What about chilling in open spaces, like a park?

Going to the park for a walk or a cute solo picnic is fine as long as you practise social distancing.

“Whether you’re indoors or outdoors, you need to be at least 1.5 metres away from people,” Vally says. “I think it is better to be outdoors than indoors because the primary method of transmission is droplets, spread from people coughing and sneezing, and clearly if you’re in the outdoors, it’s likely to be diluted and blown away very quickly. Whereas, if you’re in the indoors, the air is all contained and you’ve got a condition that probably favours the spread. If you had to choose, outdoors is much better.”

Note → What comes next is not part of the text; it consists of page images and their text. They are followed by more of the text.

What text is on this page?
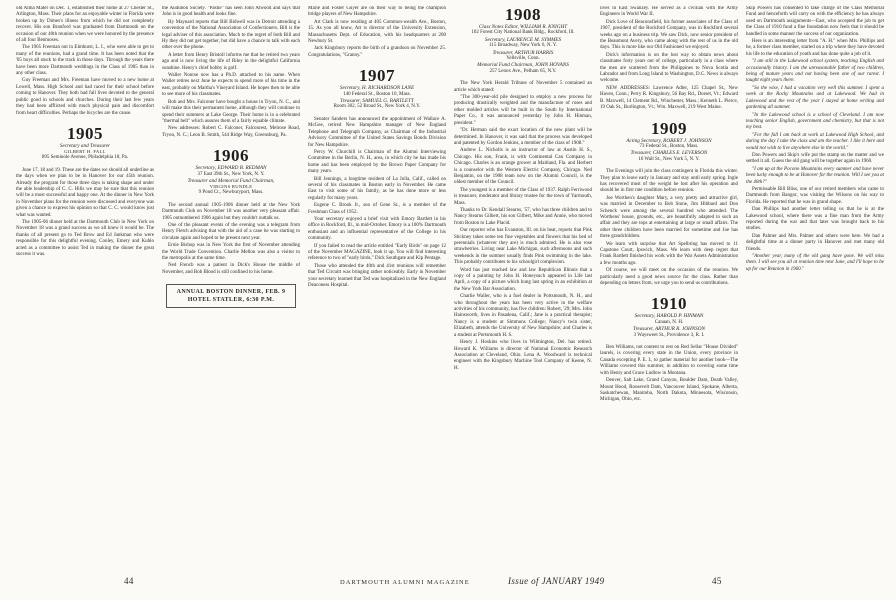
old Alma Mater on Dec. 1, established their home at 27 Chester St., Arlington, Mass. Their plans for an enjoyable winter in Florida were broken up by Dimes's illness from which he did not completely recover. His son Branford was graduated from Dartmouth on the occasion of our 40th reunion when we were honored by the presence of all four Benmoses.

The 1905 Freeman out in Elmhurst, L. I., who were able to get to many of the reunions, had a grand time. It has been noted that the '05 boys all stuck to the track in those days. Through the years there have been more Dartmouth weddings in the Class of 1905 than in any other class.

Guy Freeman and Mrs. Freeman have moved to a new home at Lowell, Mass. High School and had raced for their school before coming to Hanover. They both had fall lives devoted to the general public good in schools and churches. During their last few years they had been afflicted with much physical pain and discomfort from heart difficulties. Perhaps the bicycles are the cause.

1905
Secretary and Treasurer
GILBERT H. FALL
895 Seminole Avenue, Philadelphia 18, Pa.

June 17, 18 and 19. These are the dates we should all underline as the days when we plan to be in Hanover for our 45th reunion. Already the program for those three days is taking shape and under the able leadership of C. C. Hills we may be sure that this reunion will be a most successful and happy one. At the dinner in New York in November plans for the reunion were discussed and everyone was given a chance to express his opinion so that C. C. would know just what was wanted.

The 1905-06 dinner held at the Dartmouth Club in New York on November 18 was a grand success as we all knew it would be. The thanks of all present go to Ted Brow and Ed Jankman who were responsible for this delightful evening. Conley, Emery and Kuhlo acted as a committee to assist Ted in making the dinner the great success it was.

the Audubon Society. "Pastie" has seen John Atwood and says that John is in good health and looks fine.

Hy Maynard reports that Bill Bidwell was in Detroit attending a convention of the National Association of Confectioners. Bill is the legal adviser of this association. Much to the regret of both Bill and Hy they did not get together, but did have a chance to talk with each other over the phone.

A letter from Henry Bristoll informs me that he retired two years ago and is now living the life of Riley in the delightful California sunshine. Henry's chief hobby is golf.

Waller Nourse now has a Ph.D. attached to his name. When Waller retires next June he expects to spend more of his time in the east, probably on Martha's Vineyard Island. He hopes then to be able to see more of his classmates.

Bob and Mrs. Falconer have bought a house in Tryon, N. C., and will make this their permanent home, although they will continue to spend their summers at Lake George. Their home is in a celebrated "thermal belt" which assures them of a fairly equable climate.

New addresses: Robert C. Falconer, Falconrest, Melrose Road, Tryon, N. C.; Leon B. Smith, 544 Ridge Way, Greensburg, Pa.

1906
Secretary, EDWARD B. REDMAN
37 East 39th St., New York, N. Y.
Treasurer and Memorial Fund Chairman,
VIRGINS RUNDLE
9 Pond Ct., Newburyport, Mass.

The second annual 1905-1906 dinner held at the New York Dartmouth Club on November 18 was another very pleasant affair. 1905 outnumbered 1906 again but they couldn't outtalk us.

One of the pleasant events of the evening was a telegram from Henry Fletch advising that with the aid of a cane he was starting to circulate again and hoped to be present next year.

Ernie Bishop was in New York the first of November attending the World Trade Convention. Charlie Mellon was also a visitor to the metropolis at the same time.

Ned French was a patient in Dick's House the middle of November, and Bob Blood is still confined to his home.

ANNUAL BOSTON DINNER, FEB. 9
HOTEL STATLER, 6:30 P.M.

Marie and Foster Guyer are on their way to being the champion bridge players of New Hampshire.

Art Clark is now residing at 405 Common-wealth Ave., Boston, 15. As you all know, Art is director of the University Extension, Massachusetts Dept. of Education, with his headquarters at 200 Newbury St.

Jack Kingsbury reports the birth of a grandson on November 25. Congratulations, "Granny."

1907
Secretary, H. RICHARDSON LANE
140 Federal St., Boston 10, Mass.
Treasurer, SAMUEL G. BARTLETT
Room 302, 52 Broad St., New York 4, N.Y.

Senator Sanders has announced the appointment of Wallace A. McGee, retired New Hampshire manager of New England Telephone and Telegraph Company, as Chairman of the Industrial Advisory Committee of the United States Savings Bonds Division for New Hampshire.

Percy W. Churchill is Chairman of the Alumni Interviewing Committee in the Berlin, N. H., area, in which city he has made his home and has been employed by the Brown Paper Company for many years.

Bill Jennings, a longtime resident of La Jolla, Calif., called on several of his classmates in Boston early in November. He came East to visit some of his family, as he has done more or less regularly for many years.

Eugene C. Brook Jr., son of Gene Sr., is a member of the Freshman Class of 1952.

Your secretary enjoyed a brief visit with Emory Bartlett in his office in Rockford, Ill., in mid-October. Emory is a 100% Dartmouth enthusiast and an influential representative of the College in his community.

If you failed to read the article entitled "Early Birds" on page 12 of the November MAGAZINE, look it up. You will find interesting reference to two of "early birds," Dick Southgate and Kip Pentage.

Those who attended the 40th and 41st reunions will remember that Ted Circuitt was bringing rather noticeably. Early in November your secretary learned that Ted was hospitalized in the New England Deaconess Hospital.

1908
Class Notes Editor, WILLIAM R. KNIGHT
102 Forest City National Bank Bldg., Rockford, Ill.
Secretary, LAURENCE M. SYMMES
115 Broadway, New York 6, N. Y.
Treasurer, ARTHUR HARRIS
Yellsville, Conn.
Memorial Fund Chairman, JOHN HOVANS
257 Lenox Ave., Pelham 65, N.Y.

The New York Herald Tribune of November 5 contained an article which stated:

"The 300-year-old pile designed to employ a new process for producing drastically weighted and the manufacture of roses and other molded articles will be built in the South by International Paper Co., it was announced yesterday by John H. Hinman, president."

"Dr. Herman said the exact location of the new plant will be determined. In Hanover, it was said that the process was developed and patented by Gordon Jenkins, a member of the class of 1908."

Andrew L. Nicholls is an instructor of law at Austin H. S., Chicago. His son, Frank, is with Continental Can Company in Chicago. Charles is an orange grower at Maitland, Fla. and Herbert is a counselor with the Western Electric Company, Chicago. Ned Benjamin, on the 1908 team now on the Alumni Council, is the oldest member of the Council.

The youngest is a member of the Class of 1937. Ralph Ferriwood is treasurer, moderator and library trustee for the town of Yarmouth, Mass.

Thanks to Dr. Kendall Stearns, '57, who has three children and to Nancy Stearns Gilbert, his son Gilbert, Mike and Annie, who moved from Boston to Lake Placid.

Our reporter who has Evanston, Ill. on his beat, reports that Pink Stickney takes some ten fine vegetables and flowers that his bed of perennials (whatever they are) is much admired. He is also rose strawberries. Living near Lake Michigan, such afternoons and such weekends in the summer usually finds Pink swimming in the lake. This probably contributes to his schoolgirl complexion.

Word has just reached law and law Republican Illinois that a copy of a painting by John H. Honeysuch appeared in Life last April, a copy of a picture which hung last spring in an exhibition at the New York Bar Association.

Charlie Waller, who is a fuel dealer in Portsmouth, N. H., and who throughout the years has been very active in the welfare activities of his community, has five children: Robert, '29; Mrs. John Hainsworth, lives in Pasadena, Calif.; Jane is a practical therapist; Nancy is a student at Simmons College; Nancy's twin sister, Elizabeth, attends the University of New Hampshire; and Charles is a student at Portsmouth H. S.

Henry J. Hoskins who lives in Wilmington, Del. has retired. Howard K. Williams is director of National Economic Research Association at Cleveland, Ohio. Lena A. Woodward is technical engineer with the Kingsbury Machine Tool Company of Keene, N. H.

lives in East Swanzey. He served as a civilian with the Army Engineers in World War II.

Dick Love of Beaconsfield, his former associates of the Class of 1907, president of the Rockford Company, was in Rockford several weeks ago on a business trip. We saw Dick, now senior president of the Beaumont Avery, who came along with the rest of us in the old days. This is more like our Old Fashioned we enjoyed.

Dick's information is on the lost way to obtain news about classmates forty years out of college, particularly in a class where the men are scattered from the Philippines to Nova Scotia and Labrador and from Long Island to Washington, D.C. News is always welcome.

NEW ADDRESSES: Lawrence Adler, 125 Chapel St., New Haven, Conn.; Perry R. Kingsbury, 56 Bay Rd., Dorset, Vt.; Edward B. Maxwell, 14 Clement Rd., Winchester, Mass.; Kenneth L. Pierce, 19 Oak St., Burlington, Vt.; Wm. Maxwell, 219 West Maine.

1909
Acting Secretary, ROBERT J. JOHNSON
73 Federal St., Boston, Mass.
Treasurer, CHARLES E. LEVERSON
16 Wall St., New York 5, N. Y.

The Evenings will join the class contingent in Florida this winter. They plan to leave early in January and stay until early spring. Ingle has recovered most of the weight he lost after his operation and should be in first rate condition before reunion.

Joe Worthen's daughter Mary, a very pretty and attractive girl, was married in December to Bob Stone, Jim Hibbard and Don Schenck were among the several hundred who attended. The Worthens' house, grounds, etc., are beautifully adapted to such an affair and they are tops at entertaining at large or small affairs. The other three children have been married for sometime and Joe has three grandchildren.

We learn with surprise that Art Spelbring has moved to 11 Capstone Court, Ipswich, Mass. We learn with deep regret that Frank Bartlett finished his work with the War Assets Administration a few months ago.

Of course, we will meet on the occasion of the reunion. We particularly need a good news source for the class. Rather than depending on letters from, we urge you to send us contributions.

1910
Secretary, HAROLD P. HINMAN
Canaan, N. H.
Treasurer, ARTHUR R. JOHNSON
3 Waysweet St., Providence 3, R. I.

Ben Williams, not content to rest on Red Sellar "House Divided" laurels, is covering every state in the Union, every province in Canada excepting P. E. I., to gather material for another book—The Williams covered this summer, in addition to covering some time with Henry and Grace Ludlow in Montana.

Denver, Salt Lake, Grand Canyon, Boulder Dam, Death Valley, Mount Hood, Roosevelt Dam, Vancouver Island, Spokane, Alberta, Saskatchewan, Manitoba, North Dakota, Minnesota, Wisconsin, Michigan, Ohio, etc.

Skip Powers has consented to take charge of the Class Memorial Fund and henceforth will carry on with the efficiency he has always used on Dartmouth assignments—East, who accepted the job to get the Class of 1910 fund a fine foundation now feels that it should be handled in some manner the success of our organization.

Here is an interesting letter from "A. H." when Mrs. Phillips and he, a former class member, started on a trip where they have devoted his life to the education of youth and has done quite a job of it.

"I am still in the Lakewood school system, teaching English and occasionally history. I am the unreasonable father of two children, being of mature years and not having been one of our rarest. I taught eight years there.

"So the wise, I had a vacation very well this summer. I spent a week at the Rocky Mountains and at Lakewood. We had in Lakewood and the rest of the year I stayed at home writing and gardening all summer.

"In the Lakewood school is a school of Cleveland. I am now teaching senior English, government and chemistry, but that is not my best.

"For the fall I am back at work at Lakewood High School, and during the day I take the class and am the teacher. I like it here and would not wish to live anywhere else in the world."

Don Powers and Skip's wife put the stamp on the matter and we settled it all. Guess the old gang will be together again in 1960.

"I am up at the Pocono Mountains every summer and have never been lucky enough to be at Hanover for the reunion. Will I see you at the 40th?"

Permissable Bill Bliss, one of our retired members who came to Dartmouth from Bangor, was visiting the Wilsons on his way to Florida. He reported that he was in grand shape.

Dan Phillips had another letter telling us that he is at the Lakewood school, where there was a fine man from the Army reported during the war and that later was brought back to his studies.

Dan Palmer and Mrs. Palmer and others were here. We had a delightful time at a dinner party in Hanover and met many old friends.

"Another year, many of the old gang have gone. We will miss them. I will see you all at reunion time next June, and I'll hope to be up for our Reunion in 1960."

44	DARTMOUTH ALUMNI MAGAZINE	Issue of JANUARY 1949	45
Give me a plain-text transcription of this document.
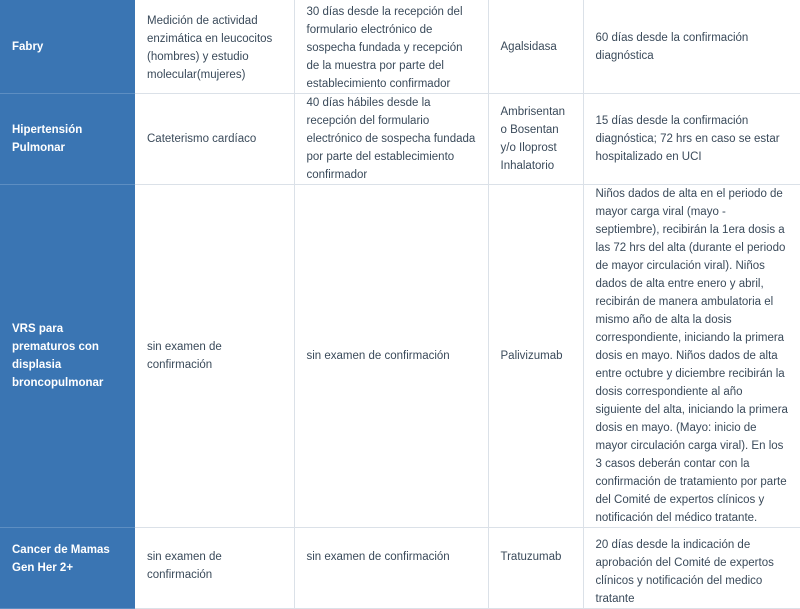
Fabry	Medición de actividad enzimática en leucocitos (hombres) y estudio molecular(mujeres)	30 días desde la recepción del formulario electrónico de sospecha fundada y recepción de la muestra por parte del establecimiento confirmador	Agalsidasa	60 días desde la confirmación diagnóstica
Hipertensión Pulmonar	Cateterismo cardíaco	40 días hábiles desde la recepción del formulario electrónico de sospecha fundada por parte del establecimiento confirmador	Ambrisentan o Bosentan y/o Iloprost Inhalatorio	15 días desde la confirmación diagnóstica; 72 hrs en caso se estar hospitalizado en UCI
VRS para prematuros con displasia broncopulmonar	sin examen de confirmación	sin examen de confirmación	Palivizumab	Niños dados de alta en el periodo de mayor carga viral (mayo - septiembre), recibirán la 1era dosis a las 72 hrs del alta (durante el periodo de mayor circulación viral). Niños dados de alta entre enero y abril, recibirán de manera ambulatoria el mismo año de alta la dosis correspondiente, iniciando la primera dosis en mayo. Niños dados de alta entre octubre y diciembre recibirán la dosis correspondiente al año siguiente del alta, iniciando la primera dosis en mayo. (Mayo: inicio de mayor circulación carga viral). En los 3 casos deberán contar con la confirmación de tratamiento por parte del Comité de expertos clínicos y notificación del médico tratante.
Cancer de Mamas Gen Her 2+	sin examen de confirmación	sin examen de confirmación	Tratuzumab	20 días desde la indicación de aprobación del Comité de expertos clínicos y notificación del medico tratante
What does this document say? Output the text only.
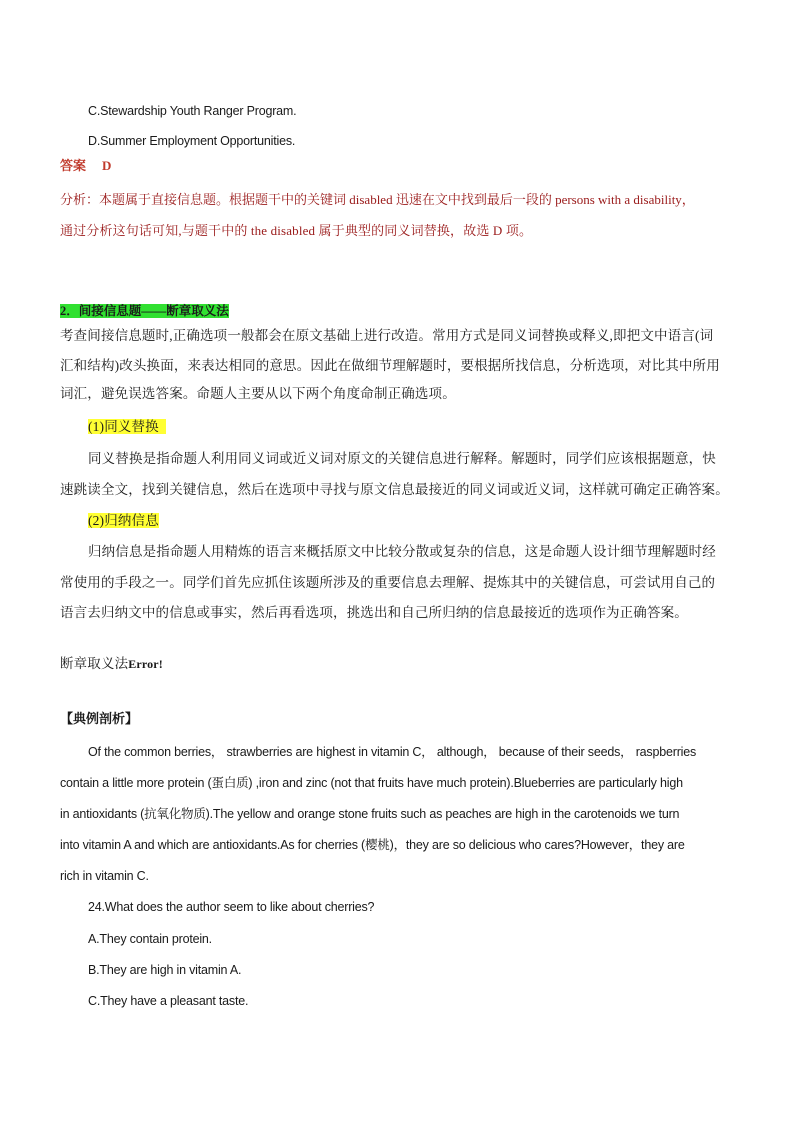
C.Stewardship Youth Ranger Program.
D.Summer Employment Opportunities.
答案 D
分析：本题属于直接信息题。根据题干中的关键词 disabled 迅速在文中找到最后一段的 persons with a disability，
通过分析这句话可知,与题干中的 the disabled 属于典型的同义词替换，故选 D 项。
2．间接信息题——断章取义法
考查间接信息题时,正确选项一般都会在原文基础上进行改造。常用方式是同义词替换或释义,即把文中语言(词
汇和结构)改头换面，来表达相同的意思。因此在做细节理解题时，要根据所找信息，分析选项，对比其中所用
词汇，避免误选答案。命题人主要从以下两个角度命制正确选项。
(1)同义替换
同义替换是指命题人利用同义词或近义词对原文的关键信息进行解释。解题时，同学们应该根据题意，快
速跳读全文，找到关键信息，然后在选项中寻找与原文信息最接近的同义词或近义词，这样就可确定正确答案。
(2)归纳信息
归纳信息是指命题人用精炼的语言来概括原文中比较分散或复杂的信息，这是命题人设计细节理解题时经
常使用的手段之一。同学们首先应抓住该题所涉及的重要信息去理解、提炼其中的关键信息，可尝试用自己的
语言去归纳文中的信息或事实，然后再看选项，挑选出和自己所归纳的信息最接近的选项作为正确答案。
断章取义法Error!
【典例剖析】
Of the common berries， strawberries are highest in vitamin C， although， because of their seeds， raspberries
contain a little more protein (蛋白质) ,iron and zinc (not that fruits have much protein).Blueberries are particularly high
in antioxidants (抗氧化物质).The yellow and orange stone fruits such as peaches are high in the carotenoids we turn
into vitamin A and which are antioxidants.As for cherries (樱桃)，they are so delicious who cares?However，they are
rich in vitamin C.
24.What does the author seem to like about cherries?
A.They contain protein.
B.They are high in vitamin A.
C.They have a pleasant taste.
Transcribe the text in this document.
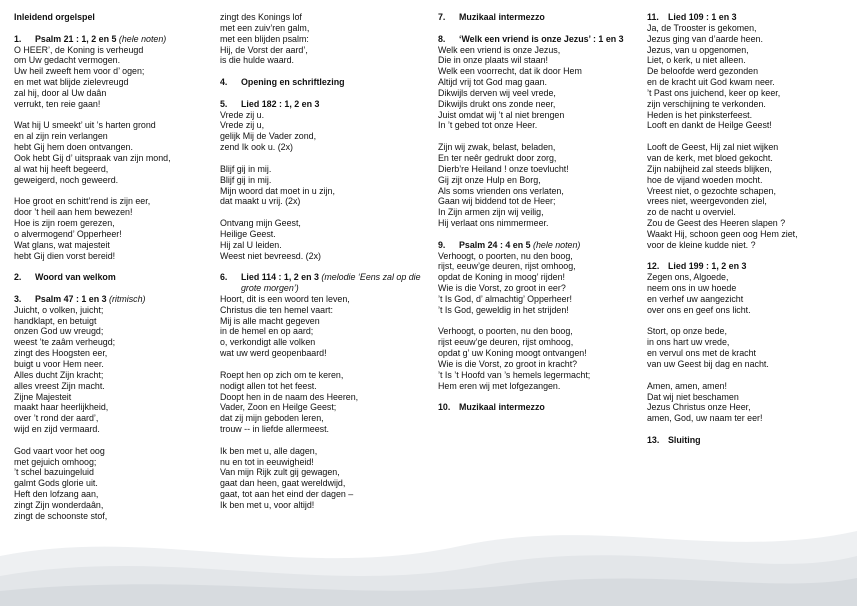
Inleidend orgelspel
1.	Psalm 21 : 1, 2 en 5 (hele noten)
O HEER’, de Koning is verheugd
om Uw gedacht vermogen.
Uw heil zweeft hem voor d’ ogen;
en met wat blijde zielevreugd
zal hij, door al Uw daân
verrukt, ten reie gaan!
Wat hij U smeekt’ uit ’s harten grond
en al zijn rein verlangen
hebt Gij hem doen ontvangen.
Ook hebt Gij d’ uitspraak van zijn mond,
al wat hij heeft begeerd,
geweigerd, noch geweerd.
Hoe groot en schitt’rend is zijn eer,
door ’t heil aan hem bewezen!
Hoe is zijn roem gerezen,
o alvermogend’ Opperheer!
Wat glans, wat majesteit
hebt Gij dien vorst bereid!
2.	Woord van welkom
3.	Psalm 47 : 1 en 3 (ritmisch)
Juicht, o volken, juicht;
handklapt, en betuigt
onzen God uw vreugd;
weest ’te zaâm verheugd;
zingt des Hoogsten eer,
buigt u voor Hem neer.
Alles ducht Zijn kracht;
alles vreest Zijn macht.
Zijne Majesteit
maakt haar heerlijkheid,
over ’t rond der aard’,
wijd en zijd vermaard.
God vaart voor het oog
met gejuich omhoog;
’t schel bazuingeluid
galmt Gods glorie uit.
Heft den lofzang aan,
zingt Zijn wonderdaân,
zingt de schoonste stof,
zingt des Konings lof
met een zuiv’ren galm,
met een blijden psalm:
Hij, de Vorst der aard’,
is die hulde waard.
4.	Opening en schriftlezing
5.	Lied 182 : 1, 2 en 3
Vrede zij u.
Vrede zij u,
gelijk Mij de Vader zond,
zend Ik ook u. (2x)
Blijf gij in mij.
Blijf gij in mij.
Mijn woord dat moet in u zijn,
dat maakt u vrij. (2x)
Ontvang mijn Geest,
Heilige Geest.
Hij zal U leiden.
Weest niet bevreesd. (2x)
6.	Lied 114 : 1, 2 en 3 (melodie ‘Eens zal op die grote morgen’)
Hoort, dit is een woord ten leven,
Christus die ten hemel vaart:
Mij is alle macht gegeven
in de hemel en op aard;
o, verkondigt alle volken
wat uw werd geopenbaard!
Roept hen op zich om te keren,
nodigt allen tot het feest.
Doopt hen in de naam des Heeren,
Vader, Zoon en Heilge Geest;
dat zij mijn geboden leren,
trouw -- in liefde allermeest.
Ik ben met u, alle dagen,
nu en tot in eeuwigheid!
Van mijn Rijk zult gij gewagen,
gaat dan heen, gaat wereldwijd,
gaat, tot aan het eind der dagen –
Ik ben met u, voor altijd!
7.	Muzikaal intermezzo
8.	‘Welk een vriend is onze Jezus’ : 1 en 3
Welk een vriend is onze Jezus,
Die in onze plaats wil staan!
Welk een voorrecht, dat ik door Hem
Altijd vrij tot God mag gaan.
Dikwijls derven wij veel vrede,
Dikwijls drukt ons zonde neer,
Juist omdat wij ’t al niet brengen
In ’t gebed tot onze Heer.
Zijn wij zwak, belast, beladen,
En ter neêr gedrukt door zorg,
Dierb’re Heiland ! onze toevlucht!
Gij zijt onze Hulp en Borg,
Als soms vrienden ons verlaten,
Gaan wij biddend tot de Heer;
In Zijn armen zijn wij veilig,
Hij verlaat ons nimmermeer.
9.	Psalm 24 : 4 en 5 (hele noten)
Verhoogt, o poorten, nu den boog,
rijst, eeuw’ge deuren, rijst omhoog,
opdat de Koning in moog’ rijden!
Wie is die Vorst, zo groot in eer?
’t Is God, d’ almachtig’ Opperheer!
’t Is God, geweldig in het strijden!
Verhoogt, o poorten, nu den boog,
rijst eeuw’ge deuren, rijst omhoog,
opdat g’ uw Koning moogt ontvangen!
Wie is die Vorst, zo groot in kracht?
’t Is ’t Hoofd van ’s hemels legermacht;
Hem eren wij met lofgezangen.
10. Muzikaal intermezzo
11.	Lied 109 : 1 en 3
Ja, de Trooster is gekomen,
Jezus ging van d’aarde heen.
Jezus, van u opgenomen,
Liet, o kerk, u niet alleen.
De beloofde werd gezonden
en de kracht uit God kwam neer.
’t Past ons juichend, keer op keer,
zijn verschijning te verkonden.
Heden is het pinksterfeest.
Looft en dankt de Heilge Geest!
Looft de Geest, Hij zal niet wijken
van de kerk, met bloed gekocht.
Zijn nabijheid zal steeds blijken,
hoe de vijand woeden mocht.
Vreest niet, o gezochte schapen,
vrees niet, weergevonden ziel,
zo de nacht u overviel.
Zou de Geest des Heeren slapen ?
Waakt Hij, schoon geen oog Hem ziet,
voor de kleine kudde niet. ?
12. Lied 199 : 1, 2 en 3
Zegen ons, Algoede,
neem ons in uw hoede
en verhef uw aangezicht
over ons en geef ons licht.
Stort, op onze bede,
in ons hart uw vrede,
en vervul ons met de kracht
van uw Geest bij dag en nacht.
Amen, amen, amen!
Dat wij niet beschamen
Jezus Christus onze Heer,
amen, God, uw naam ter eer!
13. Sluiting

How long will it be until we start seeing the effects of social distancing? 

Not for a little while.

“Everything that we’re doing is new,” Vally says. “It’s very much a case of doing everything we can and looking ahead to see what happens to the cases in the next 7-14 days. That’s why there’s a lot of uncertainty around it, a lot of changing of policy, because we’re continuously getting new information about how many cases we’re seeing and we’re adjusting our strategies in response.”

Australia is in a critical period right now, Vally continues. “We’ve really got to work together and take COVID-19 seriously. Do your social distancing, practise good hygiene.”

So why aren’t people taking social distancing as seriously as they should?

“I think there’s a lot of reasons,” Vally says. “I think one of the main ones is, we’ve never seen anything like this before and it’s kind of an abstract threat.”

It’s not like we’re fighting an actual war, he explains. “There’s a lot of people who’ve just never seen this level of commitment asked of them before, [or have been] exposed to something this life changing. So there’s a natural human tendency to be in denial of how much of a problem it is.”

Any more questions? Hit me up at steffanie.tan@pedestriangroup.com.au and I’ll see if I can get some answers.

If you think you may have coronavirus, either call your doctor (DON’T visit) or contact the national Coronavirus Health Information Hotline on 1800 020 080. If you’re struggling to breathe or experiencing a medical emergency, call 000. 

And please remember to wash your hands frequently (for at least 20 seconds) and keep at least 1.5 metres between you and those around you.